Художник умел не только фотоаппаратом. Он еще знал за поэзию. Каждый снимок сопровождался двустишием. Например, под фотографией зимней речки было написано:
О Родина! Ты вся во льду! И я в бреду к тебе иду,
И блики ласково сияют и прямо в сердце проникают.
А под морщинистой старушкой —
С годами мудрость накопила, в душе сокровища любви.
И пусть бедны ее ладони, ты не стесняясь обними.
У меня нервная система как у хомяка. С возрастом еще как-то устаканилось, все-таки трехразовое кормление – великая вещь. А тогда еще остро на все реагировала, особенно если в непосредственной близости березы и старушки мироточат.
В общем, я себя там чувствовала как пациент инквизиции на процедуре экзорцизма. И единственный луч надежды светил мне во всей этой сусальности – повесть детского писателя, которую автор вот-вот должен был начать читать вслух.
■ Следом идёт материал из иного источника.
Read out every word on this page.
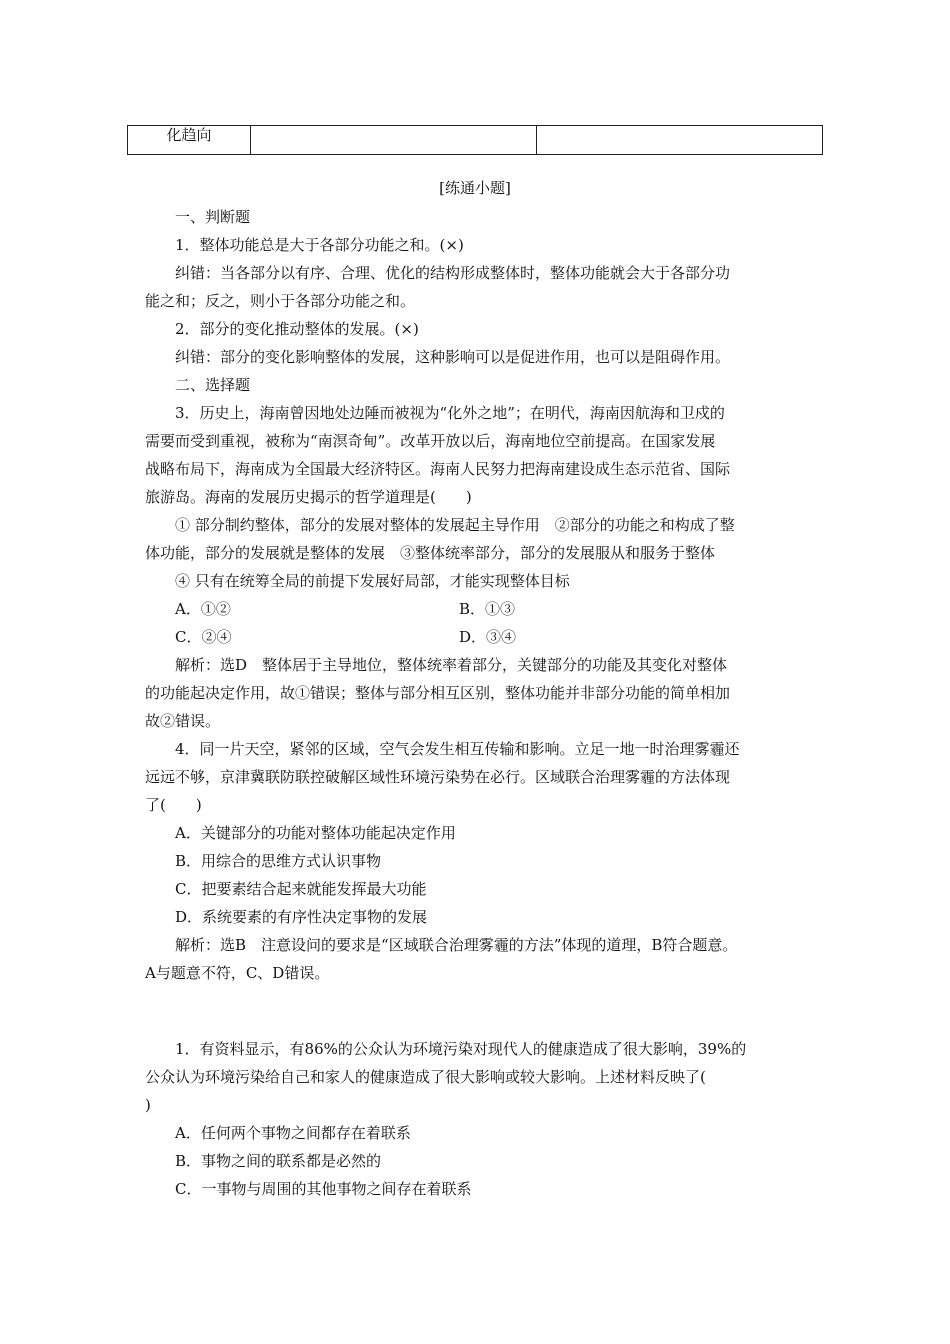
化趋向		
[练通小题]
一、判断题
1．整体功能总是大于各部分功能之和。(×)
纠错：当各部分以有序、合理、优化的结构形成整体时，整体功能就会大于各部分功
能之和；反之，则小于各部分功能之和。
2．部分的变化推动整体的发展。(×)
纠错：部分的变化影响整体的发展，这种影响可以是促进作用，也可以是阻碍作用。
二、选择题
3．历史上，海南曾因地处边陲而被视为“化外之地”；在明代，海南因航海和卫戍的
需要而受到重视，被称为“南溟奇甸”。改革开放以后，海南地位空前提高。在国家发展
战略布局下，海南成为全国最大经济特区。海南人民努力把海南建设成生态示范省、国际
旅游岛。海南的发展历史揭示的哲学道理是(　　)
① 部分制约整体，部分的发展对整体的发展起主导作用　②部分的功能之和构成了整
体功能，部分的发展就是整体的发展　③整体统率部分，部分的发展服从和服务于整体
④ 只有在统筹全局的前提下发展好局部，才能实现整体目标
A．①②	B．①③
C．②④	D．③④
解析：选D　整体居于主导地位，整体统率着部分，关键部分的功能及其变化对整体
的功能起决定作用，故①错误；整体与部分相互区别，整体功能并非部分功能的简单相加
故②错误。
4．同一片天空，紧邻的区域，空气会发生相互传输和影响。立足一地一时治理雾霾还
远远不够，京津冀联防联控破解区域性环境污染势在必行。区域联合治理雾霾的方法体现
了(　　)
A．关键部分的功能对整体功能起决定作用
B．用综合的思维方式认识事物
C．把要素结合起来就能发挥最大功能
D．系统要素的有序性决定事物的发展
解析：选B　注意设问的要求是“区域联合治理雾霾的方法”体现的道理，B符合题意。
A与题意不符，C、D错误。
1．有资料显示，有86%的公众认为环境污染对现代人的健康造成了很大影响，39%的
公众认为环境污染给自己和家人的健康造成了很大影响或较大影响。上述材料反映了(
)
A．任何两个事物之间都存在着联系
B．事物之间的联系都是必然的
C．一事物与周围的其他事物之间存在着联系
Тут нас как раз и созвали. Рассадили кружочком. В центр вышел красивый мужчина при галстуке. Все притихли.
– Сегодня, – говорит мужчина, – я почитаю вам свой новый роман. Он носит религиозно-сексуальный характер. Экспериментальная проза.
Я в этот момент что-то сказала. Ну, то есть как сказала… Звук издала. Это был такой очень концентрированный звук. Как если бы Эдмону Дантесу объявили, что ближайшие двадцать лет он проведет в тюрьме, его отец умрет от голода, а его возлюбленная выйдет замуж за конченого урода, и у него не будет детей, а еще его сбросят в море, но не поплавать, а в мешке для трупов, – так вот, если утрамбовать все то, что сказал бы по этому поводу Эдмон Дантес, в одно надрывное кряканье, то как раз получился бы этот звук.
Дело в том, что я человек довольно старомодных убеждений. Местами прямо-таки пуританских. Поймите меня правильно: если бы Фельтону Миледи станцевала тверк, он бы тоже не обрадовался, хотя казалось бы. Я не люблю, когда мне вслух читают романы религиозно-сексуального характера.